Darlage is a hard worker.
“He will make the guys out on the field better because he shows up, and it’s not just the times that he is supposed to be there and works hard. He puts his own time in because he wants to be a really good baseball player,” Richey said.
“I think he is going to have a great career for them. They have been very successful. They were in the (NAIA) World Series a couple of years ago. He is going to go down to a winning culture, and he is going to make people work to continue that culture for them.”
Darlage played mainly at first base his sophomore year, and last year, he split his time between first and pitching.
He said he enjoys everything about playing first base.
“I love being in the middle of the action,” he said. “I love being able to pick my teammates up if they throw it in the dirt. I love catching it and throwing it around.”
Darlage, who stands 5-foot-11, is left-handed and says he has confidence in his defense, and he said he enjoys batting.
“I love the way the ball comes off the bat,” he said. “I love standing in there, the pitcher versus me. I just love everything about it.”
Last spring, he was 28 for 78 for an average of .359. He topped the Owls in RBI with 33, had six doubles and two triples and scored 11 runs.
He batted fourth or fifth for the Owls last season. Darlage said when he gets in the batter’s box, he looks for a pitch he can handle and goes with the pitch, if it is inside pull it to right field, or if it is outside, hit it to left or left-center.
“I do look fastball first pitch,” he said. “I hit gap to gap pretty well. I get a lot of RBI. I have a lot of fast kids in front of me. I’m trying to break that season record for RBI this season.”
That’s held by Jesse Wilson with 39 in 2009.
“I get real swing happy,” he said. “If it’s in the zone, I want to hit it. I try to keep my weight back a little bit on off-speed pitches.”
He pitched 15.1 innings last spring and had an ERA of 2.74 with 18 strikeouts and 14 walks.
Darlage says he throws fastball, change-up, curveball and slider.
He said he likes to get strikeouts with his slider.
“I have good side-to-side movement,” he said. “My coaches are always big about putting the ball where you want it, and that’s what I’ve pretty much done my whole life. I’ve always prioritized my location with all my pitches and have been pretty successful.”

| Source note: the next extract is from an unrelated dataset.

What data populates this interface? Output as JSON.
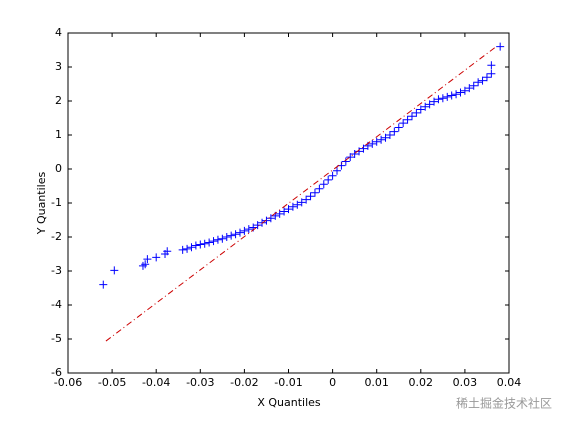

Richey said Darlage also may see some playing time in the outfield this spring.
“That is something they may look at down there,” he said. “The thing about Aiden is he a baseball player, and he is open to whatever that is. He is athletic enough that he can play a corner outfield position, as well.
“He does a great job at first base for us, and toward the end of last year, his role kept getting bigger and bigger, and he pitched some really good games against good opponents the second half of the season.”
Richey said Darlage has a chance to be the Owls’ No. 1 pitcher in 2023.
“We’ve got five or six kids that have thrown a lot,” he said. “There are a lot of guys that we feel comfortable throwing, and this is probably the most depth we’ve had on the mound in terms of quality depth. I think the way Aiden threw at the end of last year and the way that he competes, he is definitely going to be up there at the top.
“He is a really good defensive first baseman. He has been a huge asset for us. His jump from his sophomore year at first to his junior year at first base was tremendous.”
Darlage played travel ball with Seymour teams growing up, and after his freshman year, he played with the Indiana Astros from Indianapolis.
“We played everywhere,” he said. “We played in Florida, Alabama and places like that.”
Darlage said that experience made him a better high school player because of the players and teams he faced.
“Just seeing competition from everywhere helped lot a lot,” he said. “Just the morale around with your friends and having fun, that’s what it’s about.”
He said he has been working on his game a lot in the indoor cage.
“I’m working on figuring out things on my own. I go to a pitching coach in Indianapolis two days a week,” he said.
Darlage said baseball has always been his favorite sport.
“I love baseball,” he said. “I just love being in the atmosphere. There is just a certain feeling when you have a game. I love the way it’s played and everything.”